If you had decided to get married but never repented of your sins, the marriage would not have made your former sins of fornication go away. What takes care of your past sins is repenting and confessing your faults to God. Getting married will make sure you no longer continue to sin.


Thank you so much! I have been really worried about it as you can tell, haha.

I'm not sure if I asked this but I know the Bible mentions repenting of your sins and being baptized. I was wondering if there was a sin I didn't fully realize the parameters of it actually being a sin, and, thus, didn't fully repent from it prior to baptism. Did this make my baptism not real? I got baptized because I believed in God and Jesus and his sacrifice and knew my faults and that I had to live a better life. I wanted to change and desired to do so upon baptism. I'm just not sure how long a period of time is for a change in stoping sin to actually be considered repentance? I hope it wasn't in vain. Maybe it's just now I feel so much more well versed in the knowledge of Christ than I was before when I was baptized.

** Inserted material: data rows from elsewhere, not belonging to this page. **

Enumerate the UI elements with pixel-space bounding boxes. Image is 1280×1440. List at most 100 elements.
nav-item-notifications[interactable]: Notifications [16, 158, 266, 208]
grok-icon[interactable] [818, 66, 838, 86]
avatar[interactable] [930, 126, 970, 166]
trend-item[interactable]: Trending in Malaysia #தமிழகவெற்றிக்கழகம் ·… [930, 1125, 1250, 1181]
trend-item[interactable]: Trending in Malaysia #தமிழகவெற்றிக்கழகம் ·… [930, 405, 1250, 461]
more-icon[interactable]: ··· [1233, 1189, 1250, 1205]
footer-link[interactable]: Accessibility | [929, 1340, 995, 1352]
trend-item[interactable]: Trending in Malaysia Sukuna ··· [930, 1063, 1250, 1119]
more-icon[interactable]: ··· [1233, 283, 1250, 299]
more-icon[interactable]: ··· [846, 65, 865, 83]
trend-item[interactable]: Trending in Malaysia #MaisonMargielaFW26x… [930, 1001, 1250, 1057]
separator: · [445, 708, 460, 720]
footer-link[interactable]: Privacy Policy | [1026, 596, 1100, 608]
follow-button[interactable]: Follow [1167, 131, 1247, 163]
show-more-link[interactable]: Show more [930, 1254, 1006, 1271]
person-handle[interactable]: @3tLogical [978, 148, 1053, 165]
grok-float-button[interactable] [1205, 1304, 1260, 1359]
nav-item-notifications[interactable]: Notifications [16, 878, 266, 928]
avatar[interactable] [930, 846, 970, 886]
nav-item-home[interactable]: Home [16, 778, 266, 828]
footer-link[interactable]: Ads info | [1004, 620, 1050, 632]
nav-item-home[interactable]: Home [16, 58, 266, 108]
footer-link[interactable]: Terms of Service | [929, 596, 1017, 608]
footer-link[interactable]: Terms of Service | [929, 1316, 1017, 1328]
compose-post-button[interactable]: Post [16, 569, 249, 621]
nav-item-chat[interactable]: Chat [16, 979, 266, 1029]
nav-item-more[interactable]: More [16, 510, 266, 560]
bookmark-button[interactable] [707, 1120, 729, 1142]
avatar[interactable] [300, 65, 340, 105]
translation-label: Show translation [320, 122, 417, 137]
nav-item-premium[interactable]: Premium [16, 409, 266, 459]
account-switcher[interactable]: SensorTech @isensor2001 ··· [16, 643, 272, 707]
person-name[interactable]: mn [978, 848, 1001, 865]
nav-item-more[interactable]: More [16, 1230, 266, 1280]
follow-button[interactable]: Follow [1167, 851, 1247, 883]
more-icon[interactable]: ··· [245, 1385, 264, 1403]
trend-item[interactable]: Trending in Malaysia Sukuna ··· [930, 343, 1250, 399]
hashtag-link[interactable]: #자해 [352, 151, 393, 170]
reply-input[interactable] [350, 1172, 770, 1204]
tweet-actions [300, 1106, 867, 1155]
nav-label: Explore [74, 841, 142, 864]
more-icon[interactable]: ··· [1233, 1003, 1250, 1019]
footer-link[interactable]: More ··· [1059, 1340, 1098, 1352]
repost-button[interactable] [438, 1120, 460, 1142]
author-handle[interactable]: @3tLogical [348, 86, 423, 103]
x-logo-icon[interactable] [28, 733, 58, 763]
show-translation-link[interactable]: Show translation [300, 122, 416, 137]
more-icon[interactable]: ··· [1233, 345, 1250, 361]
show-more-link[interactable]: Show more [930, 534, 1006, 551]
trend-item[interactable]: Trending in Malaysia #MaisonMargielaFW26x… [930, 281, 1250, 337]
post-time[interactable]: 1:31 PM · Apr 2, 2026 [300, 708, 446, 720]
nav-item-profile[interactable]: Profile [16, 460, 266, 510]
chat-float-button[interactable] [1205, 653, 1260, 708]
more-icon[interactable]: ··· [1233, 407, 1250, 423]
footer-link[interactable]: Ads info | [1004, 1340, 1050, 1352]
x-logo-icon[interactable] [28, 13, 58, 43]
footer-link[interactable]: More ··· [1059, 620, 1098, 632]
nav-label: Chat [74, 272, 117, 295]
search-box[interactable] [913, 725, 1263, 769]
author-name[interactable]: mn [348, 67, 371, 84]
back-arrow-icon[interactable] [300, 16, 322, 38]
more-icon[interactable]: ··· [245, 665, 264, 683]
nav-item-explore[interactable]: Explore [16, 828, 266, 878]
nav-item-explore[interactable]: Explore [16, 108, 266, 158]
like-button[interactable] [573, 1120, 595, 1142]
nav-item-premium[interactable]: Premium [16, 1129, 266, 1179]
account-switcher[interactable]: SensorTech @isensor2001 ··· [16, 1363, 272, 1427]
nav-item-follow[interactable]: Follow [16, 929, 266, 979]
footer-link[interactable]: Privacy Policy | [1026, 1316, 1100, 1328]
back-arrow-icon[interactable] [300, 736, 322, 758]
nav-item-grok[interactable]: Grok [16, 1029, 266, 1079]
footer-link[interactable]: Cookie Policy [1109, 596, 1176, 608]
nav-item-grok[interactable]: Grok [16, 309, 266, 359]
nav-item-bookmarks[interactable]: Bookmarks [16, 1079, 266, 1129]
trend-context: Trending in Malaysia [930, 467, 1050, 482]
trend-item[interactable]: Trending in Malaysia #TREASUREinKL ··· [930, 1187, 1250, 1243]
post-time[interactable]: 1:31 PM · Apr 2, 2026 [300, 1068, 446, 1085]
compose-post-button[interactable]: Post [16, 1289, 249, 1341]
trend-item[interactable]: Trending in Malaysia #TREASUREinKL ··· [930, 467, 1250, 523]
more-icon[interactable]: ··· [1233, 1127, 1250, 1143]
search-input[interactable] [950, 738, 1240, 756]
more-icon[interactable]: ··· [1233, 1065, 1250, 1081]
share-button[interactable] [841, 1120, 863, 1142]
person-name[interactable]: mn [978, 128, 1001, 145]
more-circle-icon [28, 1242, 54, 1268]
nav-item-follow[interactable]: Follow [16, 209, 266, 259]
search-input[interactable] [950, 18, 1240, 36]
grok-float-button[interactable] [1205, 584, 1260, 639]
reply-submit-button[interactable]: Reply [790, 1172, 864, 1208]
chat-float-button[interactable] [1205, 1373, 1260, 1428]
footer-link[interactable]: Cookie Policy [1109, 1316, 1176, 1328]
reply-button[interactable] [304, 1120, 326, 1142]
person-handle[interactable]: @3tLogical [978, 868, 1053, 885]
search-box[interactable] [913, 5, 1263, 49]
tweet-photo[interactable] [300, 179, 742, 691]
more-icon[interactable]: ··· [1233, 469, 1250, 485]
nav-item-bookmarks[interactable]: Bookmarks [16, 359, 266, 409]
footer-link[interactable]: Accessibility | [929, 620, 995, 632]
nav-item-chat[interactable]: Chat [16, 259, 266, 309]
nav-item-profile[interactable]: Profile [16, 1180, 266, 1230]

What are your thoughts on this matter?


What you are going through is fairly common among new Christians. You lived a life where you did not think about sin, then you became aware of sin and your responsibility and made a change that resulted in your becoming a Christian. Now that you are aware of sin, you see just how far its roots took hold in your life and you wonder if you have done enough.

God said to repent and you did. You made a dramatic change in your attitude toward sin and your behavior. That you are a work in progress is true of every Christian, that is why Christians are to grow. "But grow in the grace and knowledge of our Lord and Savior Jesus Christ. To Him be the glory both now and forever. Amen" (II Peter 3:18). It is when you stop making improvements in your life that should be looking for what has gone wrong.

When we realize we have sinned, God wants us to pray, admitting our sins. "If we confess our sins, He is faithful and just to forgive us our sins and to cleanse us from all unrighteousness" (I John 1:9). Notice that God will cleanse us from all unrighteousness. We confess what we know we have done wrong, but God gives us something greater -- cleansing from all our sins, even the ones we didn't realize at the time. God is not saying a Christian is only forgiven if he manages to make a perfect accounting of everything he has done wrong.

As you grow in Christ, you are going to become aware of faults that you never thought of before. The answer is to acknowledge them, make corrections and continue your journey.


Thank you so much for everything. I feel much better about this. I'm going to continue in Christ. Thank you again, Jeffrey!